À notre collègue et ami Rémi Parmentier.
En tant qu'initiative phare du PNUE dans le cadre de son Programme pour les mers régionales, le Plan d'action pour la Méditerranée (PAM) a connu une évolution significative au cours des cinq dernières décennies, avec un cadre juridique et une architecture institutionnelle en constante expansion. La Convention de Barcelone, adoptée en 1976, puis amendée en 1995 pour s'aligner sur les principes adoptés lors de la Conférence de Rio, est désormais complétée par sept protocoles juridiquement contraignants, ce qui fait de son cadre juridique l'un des plus complets parmi les mers régionales. Sa structure institutionnelle est également unique, comprenant par exemple : un comité de respect des obligations, dont peu d'autres instruments juridiques mondiaux ou régionaux disposent actuellement ; une commission du développement durable dont la composition hybride réunit les parties à la Convention de Barcelone et des représentants d'organisations de la société civile ; et sept centres d'activités régionales (CAR) qui, lorsqu'ils sont pleinement opérationnels, contribuent au dynamisme de la coopération régionale en aidant les États à mettre en œuvre leurs obligations. Grâce à cette structure solide, et malgré un contexte géopolitique complexe et souvent instable, les 22 Parties contractantes2 ont réussi à maintenir un cadre résilient et adaptable pour l'action coopérative.
Progrès environnementaux
D'un point de vue environnemental, les dernières décennies ont été marquées par des progrès substantiels, en partie grâce à l'esprit de coopération que le PAM n'a cessé d'encourager et de soutenir. Le système régional a été un moteur dans la désignation d’aires marines protégées, l'élaboration de règles communes pour la gestion des zones côtières, la protection d'écosystèmes emblématiques tels que les herbiers de posidonie, l'amélioration des systèmes de surveillance de la pollution, la réduction des polluants d'origine terrestre, notamment grâce au nombre croissant de stations d'épuration des eaux usées, et l'amélioration de la préparation aux pollutions par les navires.

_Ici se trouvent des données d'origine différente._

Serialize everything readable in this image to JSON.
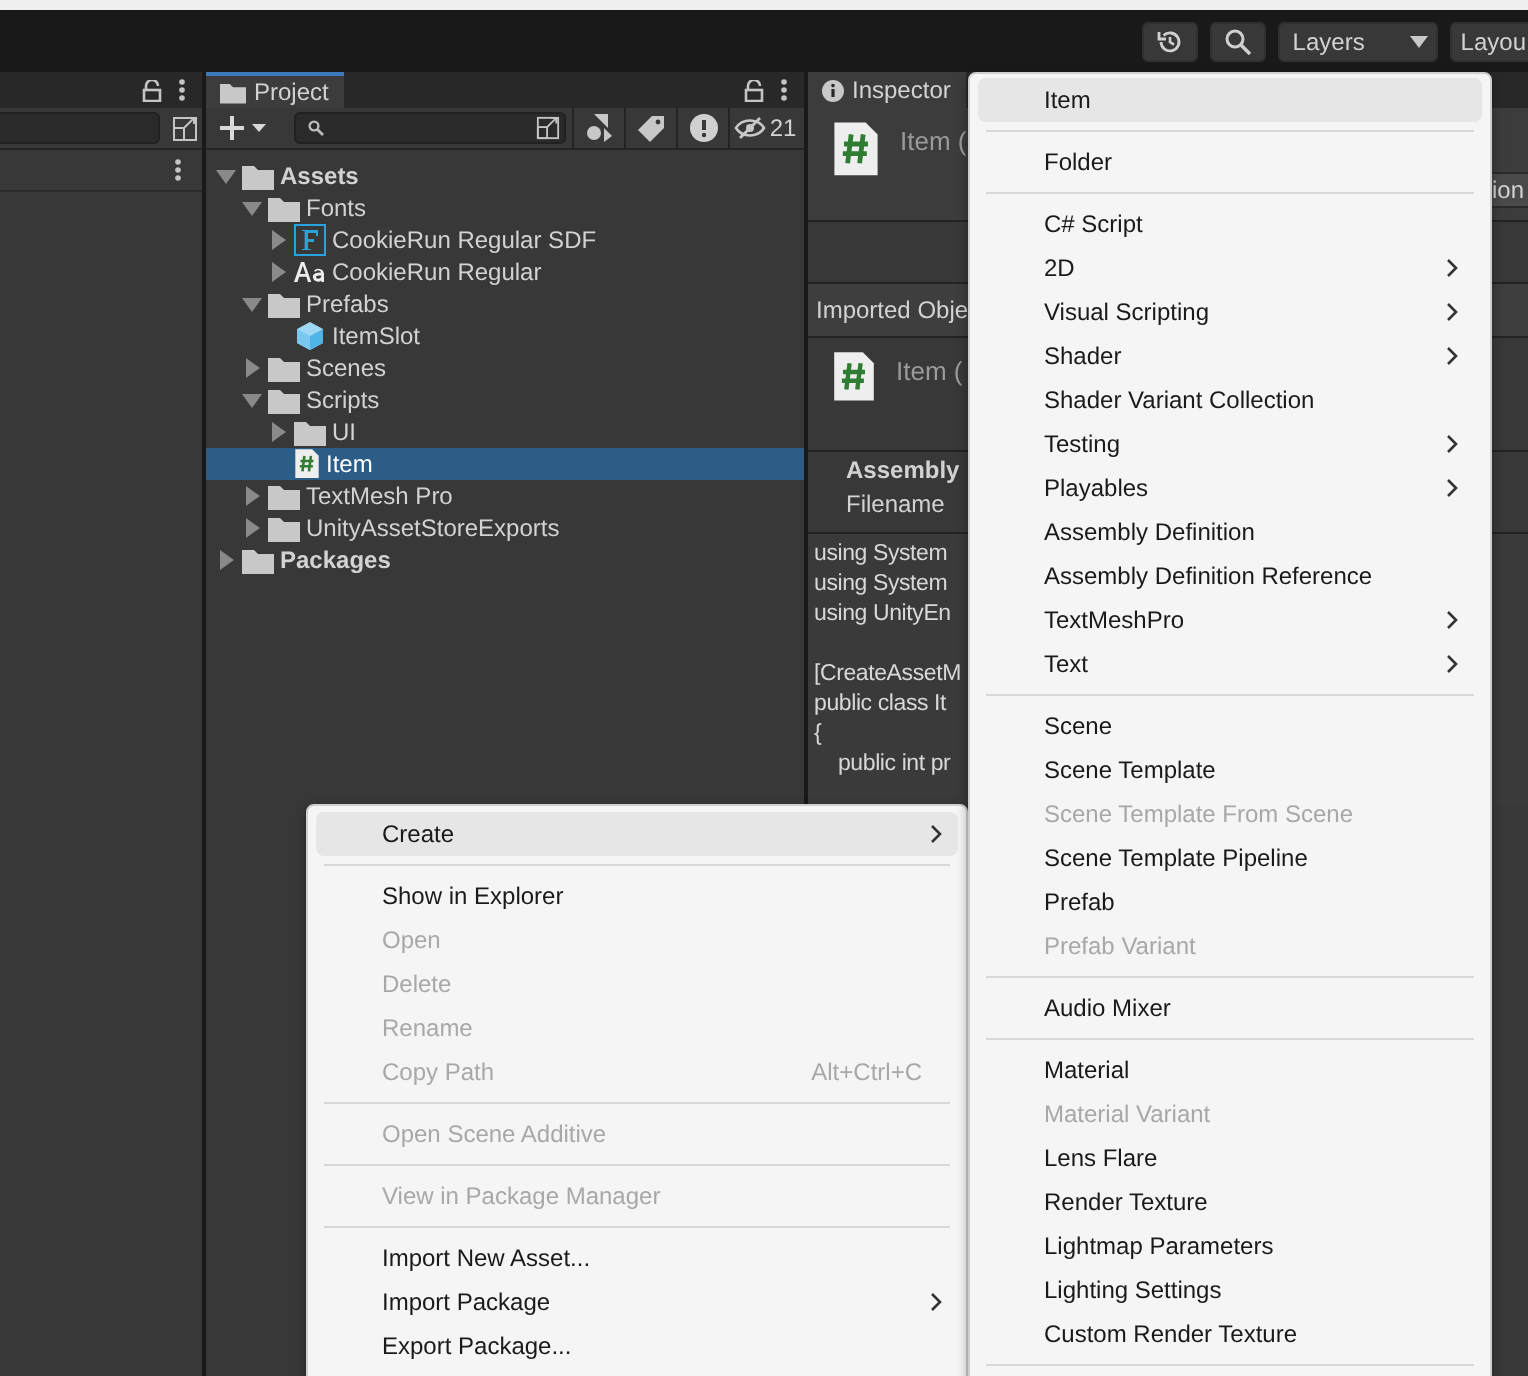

Cependant, comme le souligne le Plan bleu, les transformations attendues en Méditerranée d'ici 2050 doivent avoir lieu dans une région déjà soumise à de fortes pressions environnementales. L'accélération du changement climatique, l'augmentation des pressions démographiques permanentes et saisonnières, la concentration croissante des activités humaines le long du littoral et l'intensification des demandes en ressources naturelles constituent des menaces importantes pour la durabilité de la région. Par conséquent, au-delà de la commémoration de l'anniversaire du PAM, ce moment appelle à l'anticipation et au renforcement des actions.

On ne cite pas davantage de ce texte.